Irradiation source: Ultraviolet light of a broad range of wavelength from UV lamps can be utilized. High pressure mercury lamp with suitable interference filter (for example, but not limited to, = 365 nm) or sunlamp, etc., are suitable sources of energy. As an illustration, the particular light source used in the hydrothiolation examples is a portable compact ultraviolet lamp available from UVP (model UVGL-25, 4-Watt power, dual wavelength 254/365 nm) with an intensity of 0.7 mW/cm ² at a distance of 7.6 cm, any other commercial UV light source may be used. Alternatively, UV lamp sources that are commonly used in photo-curing may be used.

Blends of Functionalized Polyolefins

[0046] Preferably, the functionalized (and optionally further derivitized) polyolefins produced by this invention may be blended with from 0.5 wt% to 99 wt% (typically 1.0 wt% to 98 wt%, and ideally 50 wt% to 98 wt%) of one or more other polymers, including, but not limited to, thermoplastic polymer(s) and/or elastomer(s).

[0047] By thermoplastic polymer(s) is meant a polymer that can be melted by heat and then cooled without appreciable change in properties.

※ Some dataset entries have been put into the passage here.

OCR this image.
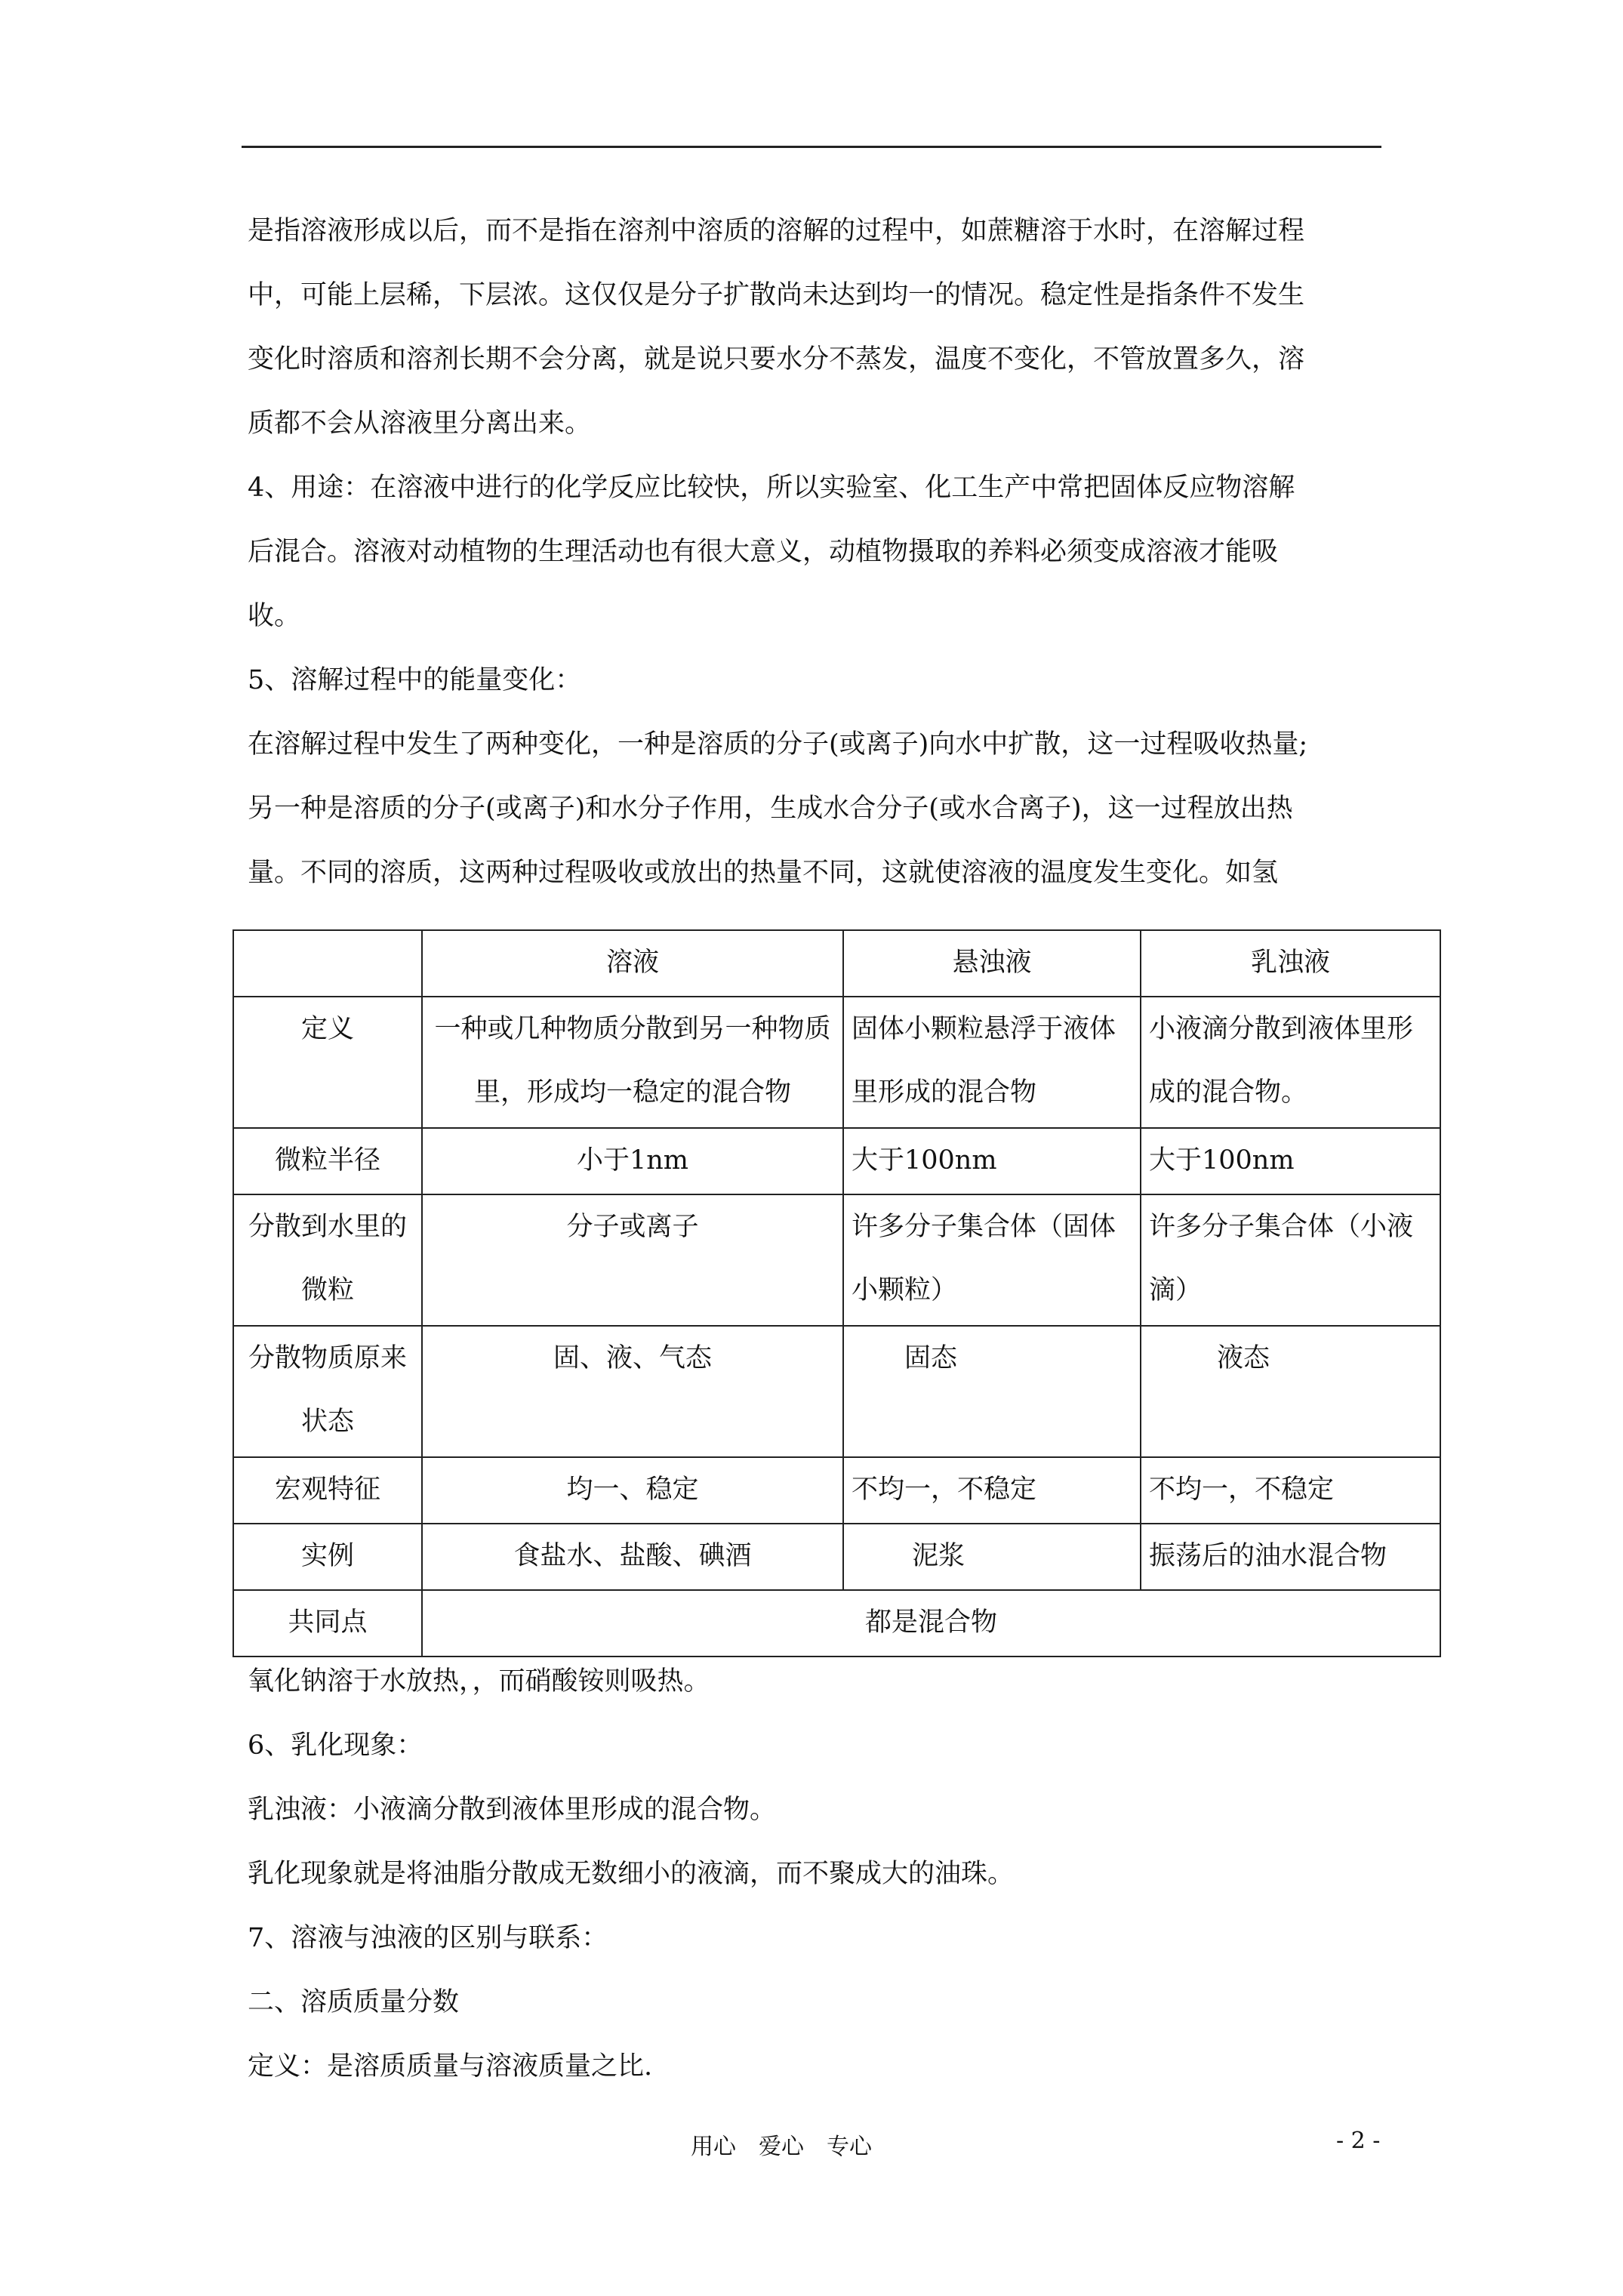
是指溶液形成以后，而不是指在溶剂中溶质的溶解的过程中，如蔗糖溶于水时，在溶解过程

中，可能上层稀，下层浓。这仅仅是分子扩散尚未达到均一的情况。稳定性是指条件不发生

变化时溶质和溶剂长期不会分离，就是说只要水分不蒸发，温度不变化，不管放置多久，溶

质都不会从溶液里分离出来。

4、用途：在溶液中进行的化学反应比较快，所以实验室、化工生产中常把固体反应物溶解

后混合。溶液对动植物的生理活动也有很大意义，动植物摄取的养料必须变成溶液才能吸

收。

5、溶解过程中的能量变化：

在溶解过程中发生了两种变化，一种是溶质的分子(或离子)向水中扩散，这一过程吸收热量;

另一种是溶质的分子(或离子)和水分子作用，生成水合分子(或水合离子)，这一过程放出热

量。不同的溶质，这两种过程吸收或放出的热量不同，这就使溶液的温度发生变化。如氢

	溶液	悬浊液	乳浊液
定义	一种或几种物质分散到另一种物质里，形成均一稳定的混合物	固体小颗粒悬浮于液体里形成的混合物	小液滴分散到液体里形成的混合物。
微粒半径	小于1nm	大于100nm	大于100nm
分散到水里的微粒	分子或离子	许多分子集合体（固体小颗粒）	许多分子集合体（小液滴）
分散物质原来状态	固、液、气态	固态	液态
宏观特征	均一、稳定	不均一，不稳定	不均一，不稳定
实例	食盐水、盐酸、碘酒	泥浆	振荡后的油水混合物
共同点	都是混合物		

氧化钠溶于水放热，，而硝酸铵则吸热。

6、乳化现象：

乳浊液：小液滴分散到液体里形成的混合物。

乳化现象就是将油脂分散成无数细小的液滴，而不聚成大的油珠。

7、溶液与浊液的区别与联系：

二、溶质质量分数

定义：是溶质质量与溶液质量之比.

用心　爱心　专心	- 2 -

Thermoplastic polymers typically include, but are not limited to, polyolefins, polyamides, polyesters, polycarbonates, polysulfones, polyacetals, polylactones, acrylonitrile-butadiene-styrene resins, polyphenylene oxide, polyphenylene sulfide, styrene-acrylonitrile resins, styrene maleic anhydride, polyimides, aromatic polyketones, or mixtures of two or more of the above. Preferred polyolefins include, but are not limited to, polymers comprising one or more linear, branched or cyclic C2 to C40 olefins, preferably polymers comprising propylene copolymerized with one or more C3 to C40 olefins, preferably a C3 to C20 alpha-olefin, more preferably C3 to C IQ alpha-olefins. More preferred polyolefins include, but are not limited to, polymers comprising ethylene including but not limited to ethylene copolymerized with a C3 to C40 olefin, preferably a C3 to C20 alpha-olefin, more preferably propylene and/or butene.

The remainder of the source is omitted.